A new report issued Tuesday by the World Bank says Nigeria’s new administration has initiated critical reforms to address macroeconomic imbalances and that it offers the continent’s most populous nation the window of opportunity to impact the lives of millions and establish a solid foundation for sustainable and inclusive growth.
According to the report, “the removal of the petrol subsidy and foreign exchange (FX) management reforms are crucial measures to begin to rebuild fiscal space and restore macroeconomic stability, and the opportunity should be seized to take further, necessary policy reform steps.”
In its June 2023 edition of the Nigeria Development Update, NDU titled “Seizing the Opportunity”, the Brenton woods institution adds that, “it is critical to implement a comprehensive reform package that encompasses a range of complementary measures, including a new social compact to protect the poor and most vulnerable, to maximize the collective impact on growth, job creation, and poverty reduction.”
According to the report, “in the first part of 2023, Nigeria’s economic growth weakened, and real gross domestic product (GDP) growth fell from 3.3% in 2022 to 2.4% year-on-year (y-o-y) in Q1 2023. The challenging global economic context has put pressure on Nigeria’s economy.
“However, domestic policies play the major role in determining Nigeria’s economic performance and resilience to further external shocks.
The previous mix of fiscal, monetary, and exchange rate policies, including the naira redesign program, did not deliver the desired improvements in growth, inflation, and economic resilience.
The new government has recognized the need to chart a new course and has already made a start on critical reforms, such as the elimination of the petrol subsidy and reforms in the FX market.
“With the petrol subsidy removal, the government is projected to achieve fiscal savings of approximately 2 trillion naira in 2023, equivalent to 0.9% of GDP. These savings are expected to reach over 11 trillion naira by the end of 2025.
“However, compensating transfers will be essential to help shield the most vulnerable Nigerian households from the initial price impacts of the subsidy reform, as without compensation, many households could be pushed into poverty by higher petrol prices and have to resort to coping mechanisms with long-term adverse consequences.
“Similarly, the move to harmonize the FX windows will help to improve the efficiency of the FX market, unlock private investment, and reduce inflationary pressures, but it is crucial to complete this important reform by removing FX restrictions, clearly communicating how the new FX regime will operate, and implementing supportive monetary and fiscal policies.
“The current move by the Government to implement long-anticipated reforms such as the removal of costly and opaque petrol subsidy, and efforts to harmonize the multiple FX windows, are timely and crucial to set Nigeria on the path of economic growth.
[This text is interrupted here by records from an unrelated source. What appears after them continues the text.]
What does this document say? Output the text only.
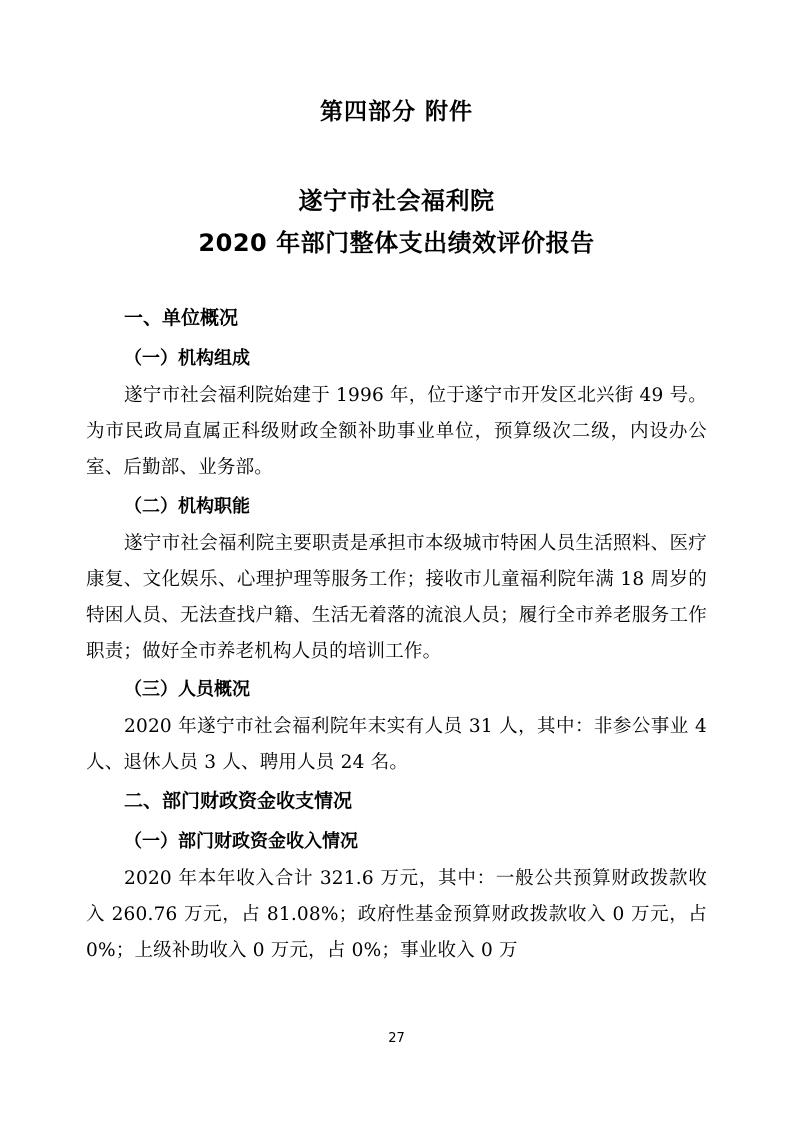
第四部分 附件
遂宁市社会福利院
2020 年部门整体支出绩效评价报告
一、单位概况
（一）机构组成

遂宁市社会福利院始建于 1996 年，位于遂宁市开发区北兴街 49 号。为市民政局直属正科级财政全额补助事业单位，预算级次二级，内设办公室、后勤部、业务部。

（二）机构职能

遂宁市社会福利院主要职责是承担市本级城市特困人员生活照料、医疗康复、文化娱乐、心理护理等服务工作；接收市儿童福利院年满 18 周岁的特困人员、无法查找户籍、生活无着落的流浪人员；履行全市养老服务工作职责；做好全市养老机构人员的培训工作。

（三）人员概况

2020 年遂宁市社会福利院年末实有人员 31 人，其中：非参公事业 4 人、退休人员 3 人、聘用人员 24 名。

二、部门财政资金收支情况
（一）部门财政资金收入情况

2020 年本年收入合计 321.6 万元，其中：一般公共预算财政拨款收入 260.76 万元，占 81.08%；政府性基金预算财政拨款收入 0 万元，占 0%；上级补助收入 0 万元，占 0%；事业收入 0 万

27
These reforms should be accompanied by compensatory actions to mitigate the short-term impact on the poor,” said Shubham Chaudhuri, World Bank Country Director for Nigeria.
“Nigeria should now seize the opportunity to implement a robust, large-scale cash transfer program to provide quick relief to the poor, near poor, as well as low-income households which are most directly affected by higher petrol prices, as part of a broader compact to redirect scarce fiscal resources towards development priorities”.
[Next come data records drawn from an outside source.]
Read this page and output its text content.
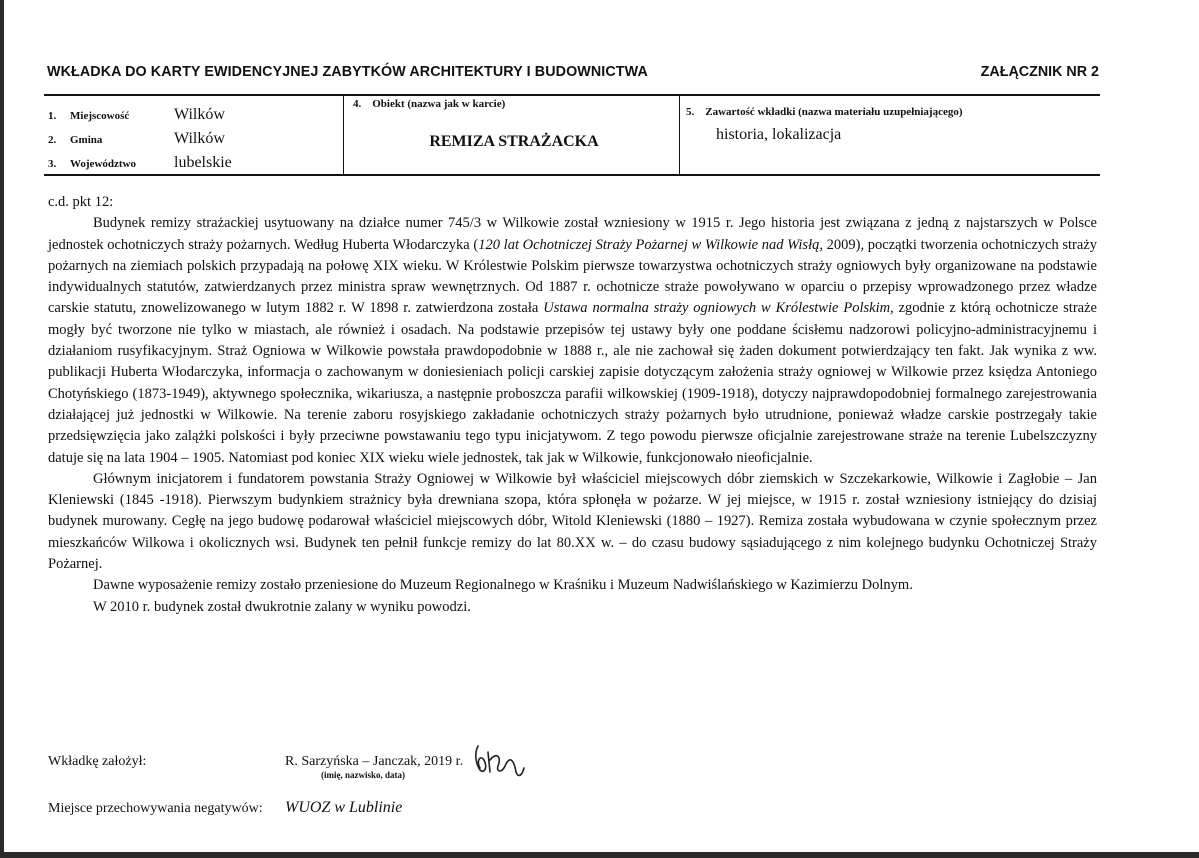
WKŁADKA DO KARTY EWIDENCYJNEJ ZABYTKÓW ARCHITEKTURY I BUDOWNICTWA	ZAŁĄCZNIK NR 2
1.	Miejscowość	Wilków
2.	Gmina	Wilków
3.	Województwo	lubelskie
4. Obiekt (nazwa jak w karcie)
REMIZA STRAŻACKA
5. Zawartość wkładki (nazwa materiału uzupełniającego)
historia, lokalizacja

c.d. pkt 12:

Budynek remizy strażackiej usytuowany na działce numer 745/3 w Wilkowie został wzniesiony w 1915 r. Jego historia jest związana z jedną z najstarszych w Polsce jednostek ochotniczych straży pożarnych. Według Huberta Włodarczyka (120 lat Ochotniczej Straży Pożarnej w Wilkowie nad Wisłą, 2009), początki tworzenia ochotniczych straży pożarnych na ziemiach polskich przypadają na połowę XIX wieku. W Królestwie Polskim pierwsze towarzystwa ochotniczych straży ogniowych były organizowane na podstawie indywidualnych statutów, zatwierdzanych przez ministra spraw wewnętrznych. Od 1887 r. ochotnicze straże powoływano w oparciu o przepisy wprowadzonego przez władze carskie statutu, znowelizowanego w lutym 1882 r. W 1898 r. zatwierdzona została Ustawa normalna straży ogniowych w Królestwie Polskim, zgodnie z którą ochotnicze straże mogły być tworzone nie tylko w miastach, ale również i osadach. Na podstawie przepisów tej ustawy były one poddane ścisłemu nadzorowi policyjno-administracyjnemu i działaniom rusyfikacyjnym. Straż Ogniowa w Wilkowie powstała prawdopodobnie w 1888 r., ale nie zachował się żaden dokument potwierdzający ten fakt. Jak wynika z ww. publikacji Huberta Włodarczyka, informacja o zachowanym w doniesieniach policji carskiej zapisie dotyczącym założenia straży ogniowej w Wilkowie przez księdza Antoniego Chotyńskiego (1873-1949), aktywnego społecznika, wikariusza, a następnie proboszcza parafii wilkowskiej (1909-1918), dotyczy najprawdopodobniej formalnego zarejestrowania działającej już jednostki w Wilkowie. Na terenie zaboru rosyjskiego zakładanie ochotniczych straży pożarnych było utrudnione, ponieważ władze carskie postrzegały takie przedsięwzięcia jako zalążki polskości i były przeciwne powstawaniu tego typu inicjatywom. Z tego powodu pierwsze oficjalnie zarejestrowane straże na terenie Lubelszczyzny datuje się na lata 1904 – 1905. Natomiast pod koniec XIX wieku wiele jednostek, tak jak w Wilkowie, funkcjonowało nieoficjalnie.

Głównym inicjatorem i fundatorem powstania Straży Ogniowej w Wilkowie był właściciel miejscowych dóbr ziemskich w Szczekarkowie, Wilkowie i Zagłobie – Jan Kleniewski (1845 -1918). Pierwszym budynkiem strażnicy była drewniana szopa, która spłonęła w pożarze. W jej miejsce, w 1915 r. został wzniesiony istniejący do dzisiaj budynek murowany. Cegłę na jego budowę podarował właściciel miejscowych dóbr, Witold Kleniewski (1880 – 1927). Remiza została wybudowana w czynie społecznym przez mieszkańców Wilkowa i okolicznych wsi. Budynek ten pełnił funkcje remizy do lat 80.XX w. – do czasu budowy sąsiadującego z nim kolejnego budynku Ochotniczej Straży Pożarnej.

Dawne wyposażenie remizy zostało przeniesione do Muzeum Regionalnego w Kraśniku i Muzeum Nadwiślańskiego w Kazimierzu Dolnym.

W 2010 r. budynek został dwukrotnie zalany w wyniku powodzi.

Wkładkę założył:	R. Sarzyńska – Janczak, 2019 r.
(imię, nazwisko, data)
Miejsce przechowywania negatywów: WUOZ w Lublinie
The report recommends specific, critical measures to build on the new government’s bold start in making critical reforms, to ensure that Nigeria rises to its full potential. These include: (1) restoring macroeconomic stability by increasing non-oil revenue, reducing inflation through a sequenced and coordinated mix of trade, monetary and fiscal policies, and completing the FX reform, (2) expanding social protection to protect the poor and most vulnerable, and (3) developing and communicating how, as fiscal space recovers, resources will be redirected over time to meet urgent development challenges.
“The government has made a welcome, bold start to implement the critical macro-fiscal reforms needed to address the persistently high inflation and low fiscal revenues hindering economic growth. Deepening and sustaining these changes is imperative, to enable Nigeria to break out of the cycle of macroeconomic instability, low investment, sluggish economic growth, escalating poverty, and fragility. Having created momentum, the government has the opportunity to undertake further comprehensive reforms encompassing a range of complementary measures, such as lifting the FX import restrictions which continue to distort the FX market,” said Alex Sienaert, World Bank Lead Economist for Nigeria and co-author of the Report.